Module elementwise

Expand description

SIMD-accelerated element-wise operations.

AVX2 implementations of ReLU, vector add, and scalar multiply. These are bandwidth-bound at large sizes; SIMD helps at small-to-medium sizes by reducing instruction count and enabling wider stores.

§Algorithm

ReLU: _mm256_max_ps(x, zero) — single instruction per 8 elements Add: _mm256_add_ps(a, b) — single instruction per 8 elements Mul scalar: _mm256_mul_ps(x, scalar_vec) — single instruction per 8 elements

Contract: provable-contracts/contracts/activation-kernel-v1.yaml

Functions§

add: Element-wise add: output_i = a_i + b_i
add_alloc: Element-wise add with output allocation.

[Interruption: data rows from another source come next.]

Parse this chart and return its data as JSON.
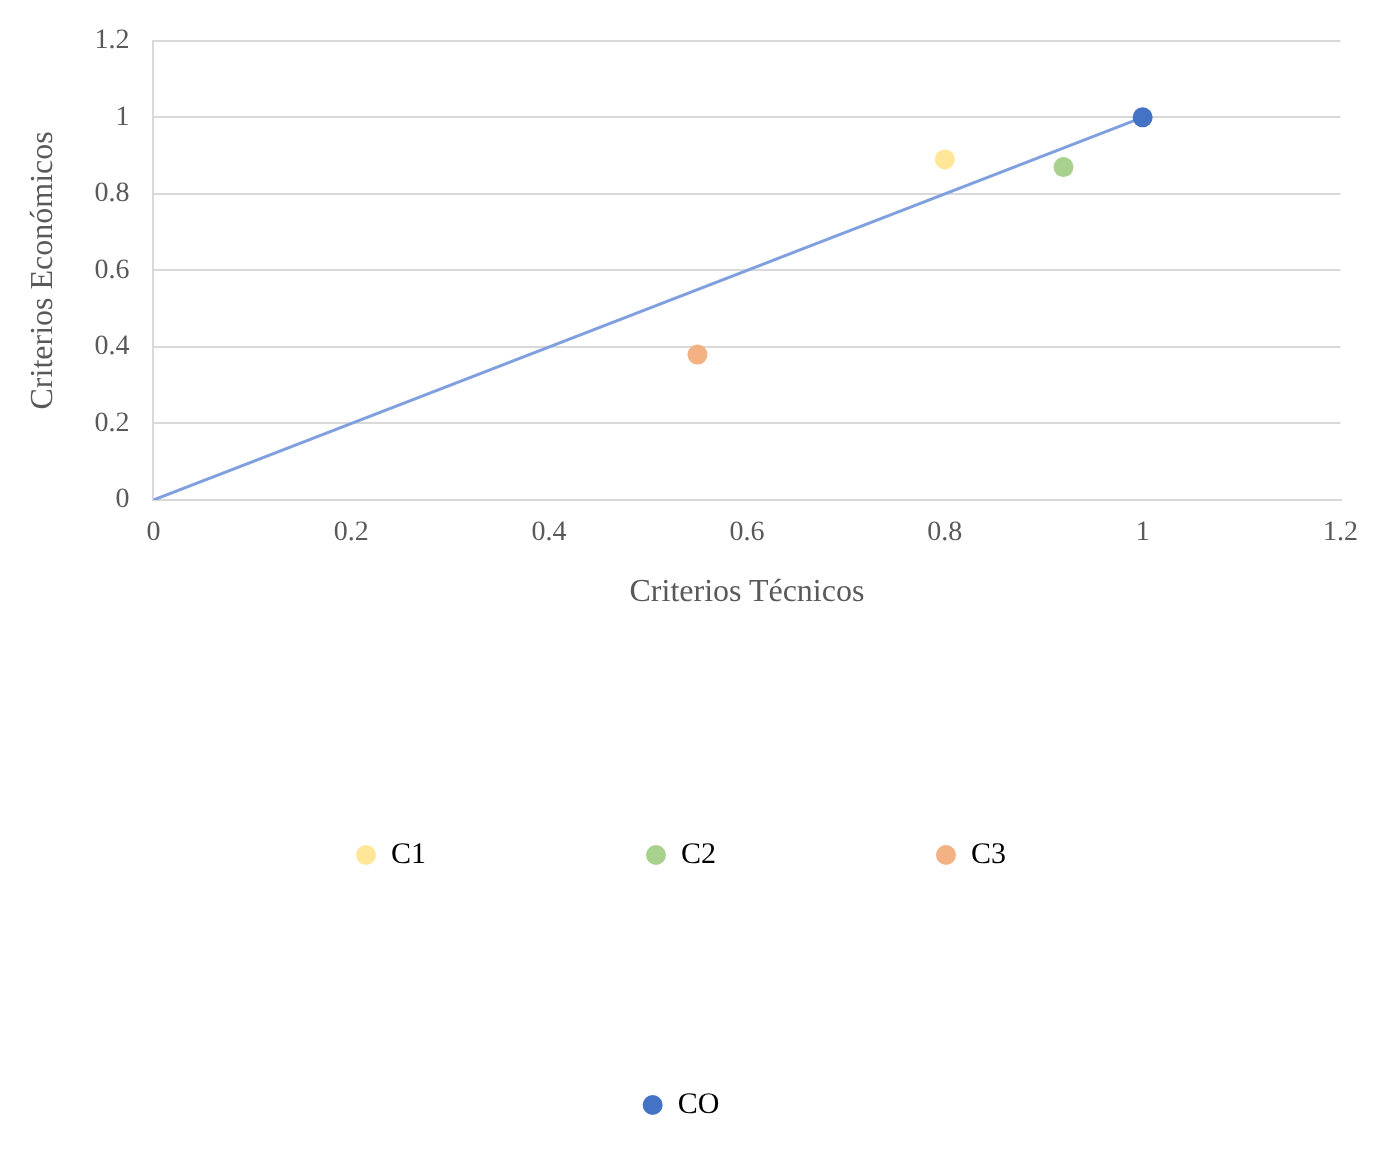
{
  "chart_data": {
    "type": "scatter",
    "xlabel": "Criterios Técnicos",
    "ylabel": "Criterios Económicos",
    "xlim": [
      0,
      1.2
    ],
    "xticks": [
      0,
      0.2,
      0.4,
      0.6,
      0.8,
      1,
      1.2
    ],
    "ylim": [
      0,
      1.2
    ],
    "yticks": [
      0,
      0.2,
      0.4,
      0.6,
      0.8,
      1,
      1.2
    ],
    "grid": "y",
    "legend": "bottom",
    "marker": "circle",
    "series": [
      {
        "name": "C1",
        "color": "#ffe699",
        "x": [
          0.8
        ],
        "values": [
          0.89
        ]
      },
      {
        "name": "C2",
        "color": "#a9d18e",
        "x": [
          0.92
        ],
        "values": [
          0.87
        ]
      },
      {
        "name": "C3",
        "color": "#f4b183",
        "x": [
          0.55
        ],
        "values": [
          0.38
        ]
      },
      {
        "name": "CO",
        "color": "#4472c4",
        "x": [
          1
        ],
        "values": [
          1
        ]
      },
      {
        "type": "line",
        "color": "#7f9fde",
        "x": [
          0,
          1
        ],
        "values": [
          0,
          1
        ],
        "marker": "none"
      }
    ]
  }
}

Avoids zero-fill overhead.
add_inplace: In-place add: a_i += b_i
fused_add_relu: Fused add + ReLU: output_i = max(0, a_i + b_i)
fused_add_relu_inplace: In-place fused add + ReLU: a_i = max(0, a_i + b_i)
fused_mul_add: Fused multiply-add: output_i = a_i * b_i + c_i
fused_scale_bias_relu: Fused scale + bias + ReLU: output_i = max(0, input_i * scale + bias)
mul_scalar: Element-wise scalar multiply: output_i = input_i * scalar
mul_scalar_alloc: Scalar multiply with output allocation. Avoids zero-fill overhead.
relu: ReLU: output_i = max(0, input_i)
relu_alloc: ReLU with output allocation. Avoids zero-fill overhead of vec![0.0; n].
relu_inplace: In-place ReLU: data_i = max(0, data_i)
scale_inplace: In-place scale: data_i *= scalar